Membawa kamera, saya berjalan menjauhi area perkemahan. Ke utara, ke arah Jambangan. Tak jauh dari gerombolan edelweiss dan cantigi. Subhan yang baru menunaikan hajat di ‘peturasan’ alami, dan Anggrek (yang juga baru bangun) menyusul.
Di atas rerumputan, kami berjemur. Memandang tubuh raksasa berlumur bebatuan dan pasir bergurat itu.
Untuk yang kesekian kalinya, asap beracun itu keluar dari kawah Jonggring Saloka. Dari gelembung-gelembung pekat pucat, menebarkan buih-buih debu, melekat di baju. Pakaian saya yang serba hitam bak berlumur ketombe.
Saya menelisik, memicingkan mata ke arah pendakian ke puncak Mahameru. Tampak debu-debu yang beterbangan, tanda dilewati orang yang turun. Dan lenyap selepas melintasi Kelik, perbatasan vegetasi. Pasti di wajah mereka terlukis rona gembira, lelah, dan lapar yang menjadi satu.
Kalimati menjadi tempat kembali.
* * *

Langkah kaki Anggrek yang terseok kembali terhenti. Saya yang jalan di belakangnya ikut berhenti. Berturut-turut, Tanti, Gunawan, dan Dicky yang berada di depan kami ikut berhenti. Jarak kami dengan mereka sekitar lima langkah.
Kami duduk berbalik membelakangi jalur pendakian. Menghadap ke arah Kalimati. Duduk di atas pasir-pasir rapat dan batu-batu berserakan berbagai ukuran. Debu beterbangan ke segala penjuru.

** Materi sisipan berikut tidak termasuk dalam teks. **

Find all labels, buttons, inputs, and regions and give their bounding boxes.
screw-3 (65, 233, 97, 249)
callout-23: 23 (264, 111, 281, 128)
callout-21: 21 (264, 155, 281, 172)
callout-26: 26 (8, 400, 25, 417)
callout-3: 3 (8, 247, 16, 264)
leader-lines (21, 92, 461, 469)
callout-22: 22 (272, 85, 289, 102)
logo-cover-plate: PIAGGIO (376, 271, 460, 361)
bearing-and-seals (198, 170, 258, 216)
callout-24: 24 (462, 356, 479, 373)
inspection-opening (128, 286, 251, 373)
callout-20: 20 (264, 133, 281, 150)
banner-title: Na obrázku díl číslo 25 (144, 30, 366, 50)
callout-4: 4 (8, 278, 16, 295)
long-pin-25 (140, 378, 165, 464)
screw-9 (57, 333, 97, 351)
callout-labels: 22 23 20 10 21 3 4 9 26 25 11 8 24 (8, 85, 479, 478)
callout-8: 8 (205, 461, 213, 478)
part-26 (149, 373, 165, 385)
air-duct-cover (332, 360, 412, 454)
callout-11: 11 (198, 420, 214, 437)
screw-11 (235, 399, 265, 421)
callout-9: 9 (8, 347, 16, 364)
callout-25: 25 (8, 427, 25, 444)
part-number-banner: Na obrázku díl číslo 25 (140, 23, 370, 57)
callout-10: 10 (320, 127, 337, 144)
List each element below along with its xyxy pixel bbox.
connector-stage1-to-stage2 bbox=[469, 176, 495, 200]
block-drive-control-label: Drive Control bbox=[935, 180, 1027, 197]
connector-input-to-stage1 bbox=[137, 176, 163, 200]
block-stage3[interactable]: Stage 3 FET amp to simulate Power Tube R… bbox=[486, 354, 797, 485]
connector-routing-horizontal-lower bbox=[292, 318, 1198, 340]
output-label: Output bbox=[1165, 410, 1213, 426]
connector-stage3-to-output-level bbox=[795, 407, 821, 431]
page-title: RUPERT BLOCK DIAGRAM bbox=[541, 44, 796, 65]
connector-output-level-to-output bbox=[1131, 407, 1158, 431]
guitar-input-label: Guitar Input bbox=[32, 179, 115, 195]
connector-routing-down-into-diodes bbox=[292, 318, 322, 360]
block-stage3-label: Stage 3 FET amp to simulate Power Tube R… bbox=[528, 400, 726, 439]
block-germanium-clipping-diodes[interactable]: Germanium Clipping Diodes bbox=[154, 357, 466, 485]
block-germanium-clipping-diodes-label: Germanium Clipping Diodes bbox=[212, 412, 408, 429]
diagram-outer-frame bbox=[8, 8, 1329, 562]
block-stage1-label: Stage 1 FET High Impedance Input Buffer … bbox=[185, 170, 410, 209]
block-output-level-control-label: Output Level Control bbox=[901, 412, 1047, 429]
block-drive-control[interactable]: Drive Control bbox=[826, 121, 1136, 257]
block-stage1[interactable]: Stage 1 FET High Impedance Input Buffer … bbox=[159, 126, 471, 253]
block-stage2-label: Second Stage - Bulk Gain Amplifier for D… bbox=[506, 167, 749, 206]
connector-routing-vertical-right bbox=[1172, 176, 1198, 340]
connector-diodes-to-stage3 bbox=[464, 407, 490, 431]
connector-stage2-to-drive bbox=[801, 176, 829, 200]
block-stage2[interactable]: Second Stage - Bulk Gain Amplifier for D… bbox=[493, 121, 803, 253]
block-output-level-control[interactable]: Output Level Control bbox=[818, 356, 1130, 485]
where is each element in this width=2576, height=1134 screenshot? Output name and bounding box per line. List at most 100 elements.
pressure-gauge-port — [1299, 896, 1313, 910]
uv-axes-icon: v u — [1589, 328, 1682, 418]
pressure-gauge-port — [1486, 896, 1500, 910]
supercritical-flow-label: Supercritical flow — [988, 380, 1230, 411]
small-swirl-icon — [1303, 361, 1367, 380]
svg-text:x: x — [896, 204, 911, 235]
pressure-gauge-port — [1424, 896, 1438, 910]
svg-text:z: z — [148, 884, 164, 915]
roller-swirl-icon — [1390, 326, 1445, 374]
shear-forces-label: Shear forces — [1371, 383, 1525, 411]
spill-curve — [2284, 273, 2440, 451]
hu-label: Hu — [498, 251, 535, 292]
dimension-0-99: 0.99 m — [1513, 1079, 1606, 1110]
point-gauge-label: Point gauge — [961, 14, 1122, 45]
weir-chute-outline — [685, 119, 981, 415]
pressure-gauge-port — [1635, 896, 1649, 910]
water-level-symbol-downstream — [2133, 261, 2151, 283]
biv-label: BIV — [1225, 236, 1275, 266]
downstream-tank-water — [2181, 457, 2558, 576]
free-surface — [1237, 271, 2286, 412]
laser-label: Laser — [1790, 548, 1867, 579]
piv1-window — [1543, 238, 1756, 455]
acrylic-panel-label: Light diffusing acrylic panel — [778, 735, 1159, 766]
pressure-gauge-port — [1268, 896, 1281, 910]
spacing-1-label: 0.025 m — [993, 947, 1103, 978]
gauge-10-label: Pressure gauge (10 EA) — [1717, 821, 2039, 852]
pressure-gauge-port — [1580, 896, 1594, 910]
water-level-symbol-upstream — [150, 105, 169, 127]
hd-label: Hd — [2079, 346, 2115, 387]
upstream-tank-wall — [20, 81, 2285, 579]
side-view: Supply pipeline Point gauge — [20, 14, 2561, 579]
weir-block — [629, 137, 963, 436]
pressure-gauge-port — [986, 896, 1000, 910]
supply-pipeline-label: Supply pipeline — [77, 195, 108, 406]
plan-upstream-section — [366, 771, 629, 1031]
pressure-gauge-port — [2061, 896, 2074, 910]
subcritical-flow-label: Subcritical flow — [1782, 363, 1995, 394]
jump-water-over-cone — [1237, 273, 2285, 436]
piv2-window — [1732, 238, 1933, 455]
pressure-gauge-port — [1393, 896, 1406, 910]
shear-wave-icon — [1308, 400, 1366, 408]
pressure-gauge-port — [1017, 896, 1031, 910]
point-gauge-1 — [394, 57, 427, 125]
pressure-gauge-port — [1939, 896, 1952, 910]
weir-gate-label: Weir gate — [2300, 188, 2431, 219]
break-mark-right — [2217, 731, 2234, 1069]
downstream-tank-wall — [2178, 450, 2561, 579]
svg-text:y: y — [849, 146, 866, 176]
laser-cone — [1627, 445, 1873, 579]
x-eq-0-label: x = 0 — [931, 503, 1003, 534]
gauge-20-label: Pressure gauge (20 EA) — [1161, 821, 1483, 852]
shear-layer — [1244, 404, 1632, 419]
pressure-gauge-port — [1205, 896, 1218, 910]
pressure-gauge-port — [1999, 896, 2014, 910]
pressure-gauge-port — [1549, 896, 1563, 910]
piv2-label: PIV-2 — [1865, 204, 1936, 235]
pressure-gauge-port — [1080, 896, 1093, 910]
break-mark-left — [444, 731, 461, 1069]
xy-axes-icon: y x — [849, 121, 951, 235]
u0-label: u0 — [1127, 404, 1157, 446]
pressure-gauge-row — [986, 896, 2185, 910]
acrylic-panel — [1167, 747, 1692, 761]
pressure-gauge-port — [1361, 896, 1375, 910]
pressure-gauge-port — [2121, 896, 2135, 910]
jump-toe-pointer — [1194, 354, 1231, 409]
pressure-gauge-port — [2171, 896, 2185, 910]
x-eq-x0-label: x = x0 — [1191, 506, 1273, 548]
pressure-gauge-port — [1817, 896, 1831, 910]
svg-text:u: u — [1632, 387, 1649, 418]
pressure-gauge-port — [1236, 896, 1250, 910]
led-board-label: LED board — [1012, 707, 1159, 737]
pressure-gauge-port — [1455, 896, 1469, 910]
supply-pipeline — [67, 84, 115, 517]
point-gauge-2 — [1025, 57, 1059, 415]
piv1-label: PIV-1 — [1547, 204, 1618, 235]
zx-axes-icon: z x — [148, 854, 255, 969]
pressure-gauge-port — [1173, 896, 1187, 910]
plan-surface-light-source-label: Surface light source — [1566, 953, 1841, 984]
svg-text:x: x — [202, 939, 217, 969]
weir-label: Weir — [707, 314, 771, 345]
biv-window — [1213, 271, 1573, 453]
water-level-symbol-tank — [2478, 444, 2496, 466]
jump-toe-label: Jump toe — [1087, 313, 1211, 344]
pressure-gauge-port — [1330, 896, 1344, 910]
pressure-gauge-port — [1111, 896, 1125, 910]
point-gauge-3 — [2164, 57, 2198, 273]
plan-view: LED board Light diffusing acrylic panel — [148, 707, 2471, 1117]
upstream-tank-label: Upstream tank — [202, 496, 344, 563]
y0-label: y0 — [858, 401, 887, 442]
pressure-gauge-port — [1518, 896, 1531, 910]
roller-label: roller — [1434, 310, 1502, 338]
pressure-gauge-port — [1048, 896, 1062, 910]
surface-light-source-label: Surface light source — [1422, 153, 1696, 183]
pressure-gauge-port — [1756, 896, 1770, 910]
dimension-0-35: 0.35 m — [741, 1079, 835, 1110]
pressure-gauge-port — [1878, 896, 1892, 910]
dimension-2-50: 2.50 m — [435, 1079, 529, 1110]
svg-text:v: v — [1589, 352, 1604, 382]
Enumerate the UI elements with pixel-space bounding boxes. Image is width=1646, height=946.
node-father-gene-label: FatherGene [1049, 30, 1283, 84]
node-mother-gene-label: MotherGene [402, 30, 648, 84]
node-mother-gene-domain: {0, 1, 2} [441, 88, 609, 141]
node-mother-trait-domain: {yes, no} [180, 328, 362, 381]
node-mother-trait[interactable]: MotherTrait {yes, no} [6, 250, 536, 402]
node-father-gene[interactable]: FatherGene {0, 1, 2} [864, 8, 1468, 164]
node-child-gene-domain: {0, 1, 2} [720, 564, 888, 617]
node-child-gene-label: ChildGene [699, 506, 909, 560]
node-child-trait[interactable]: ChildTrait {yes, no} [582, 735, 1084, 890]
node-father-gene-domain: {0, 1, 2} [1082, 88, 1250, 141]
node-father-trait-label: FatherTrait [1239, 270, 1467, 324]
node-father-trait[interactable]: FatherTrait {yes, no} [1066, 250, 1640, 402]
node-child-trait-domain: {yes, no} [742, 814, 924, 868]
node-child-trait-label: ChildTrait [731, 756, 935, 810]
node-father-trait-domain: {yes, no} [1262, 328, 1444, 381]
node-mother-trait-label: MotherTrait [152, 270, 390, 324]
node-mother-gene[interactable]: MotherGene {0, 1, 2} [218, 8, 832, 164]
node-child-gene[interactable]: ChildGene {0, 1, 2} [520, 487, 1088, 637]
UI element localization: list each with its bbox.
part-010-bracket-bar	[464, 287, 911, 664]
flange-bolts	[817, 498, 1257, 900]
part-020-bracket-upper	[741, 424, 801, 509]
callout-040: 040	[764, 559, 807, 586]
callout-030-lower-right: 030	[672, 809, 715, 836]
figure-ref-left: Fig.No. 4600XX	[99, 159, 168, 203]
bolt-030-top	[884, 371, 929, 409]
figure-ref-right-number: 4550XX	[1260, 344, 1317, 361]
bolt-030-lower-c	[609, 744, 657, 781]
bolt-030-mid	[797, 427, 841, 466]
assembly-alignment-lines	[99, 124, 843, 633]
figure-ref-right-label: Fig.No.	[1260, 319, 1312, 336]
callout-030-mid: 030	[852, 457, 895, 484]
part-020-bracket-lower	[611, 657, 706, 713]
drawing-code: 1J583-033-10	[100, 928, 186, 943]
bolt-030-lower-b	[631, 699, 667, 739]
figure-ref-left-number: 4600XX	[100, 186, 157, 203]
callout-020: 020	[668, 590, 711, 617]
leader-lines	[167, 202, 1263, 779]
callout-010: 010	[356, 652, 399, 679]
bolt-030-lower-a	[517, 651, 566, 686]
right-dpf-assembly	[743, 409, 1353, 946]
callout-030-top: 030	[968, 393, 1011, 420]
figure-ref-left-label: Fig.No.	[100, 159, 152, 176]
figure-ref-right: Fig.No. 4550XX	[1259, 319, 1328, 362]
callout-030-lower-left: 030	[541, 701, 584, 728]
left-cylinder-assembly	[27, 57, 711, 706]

Yang menerbangkan debu itu memang angin. Tapi pemicunya adalah derap kaki yang kepayahan saat menanjak. Dari para pendaki, termasuk kami. Jalur ke puncak Mahameru kala itu, layaknya begini: jalan raya di kota metropolitan saat jam sibuk, dengan kendaraan yang terjebak dalam perempatan, lengkap dengan matinya lampu lalu lintas. Semua berlomba demi meraih titik 3.676 meter dari permukaan laut (mdpl).
Melihat itu, saya hanya berharap dalam hati, sungguh tak ingin melanjutkan pendakian ini. Saya hanya ingin turun ke Kalimati dan tidur.
Baru saja mematikan lampu kepala, seorang pendaki laki-laki dengan tongkat pendakian berjalan mendekati kami yang sedang beristirahat. Di tengah napasnya yang memburu, ia bertanya, “Mas, kira-kira bisa dapat sunrise tidak, ya, di puncak?”
Saya mengecek arloji. Sudah pukul tiga dini hari. Kami saja sudah berjalan hampir dua jam dari Kelik, belum mencapai separuh perjalanan di jalur berpasir ini. Saya kembali menatap wajah pendaki itu, “Sepertinya tidak terkejar, Mas.” Ia terdiam. Saya bertanya lagi dari mana asalnya. ”Jakarta,” katanya. Dia tidak sendiri. Dia termasuk dalam 30 orang dalam rombongannya, dan semuanya baru pertama kali mendaki gunung tertinggi di Jawa ini.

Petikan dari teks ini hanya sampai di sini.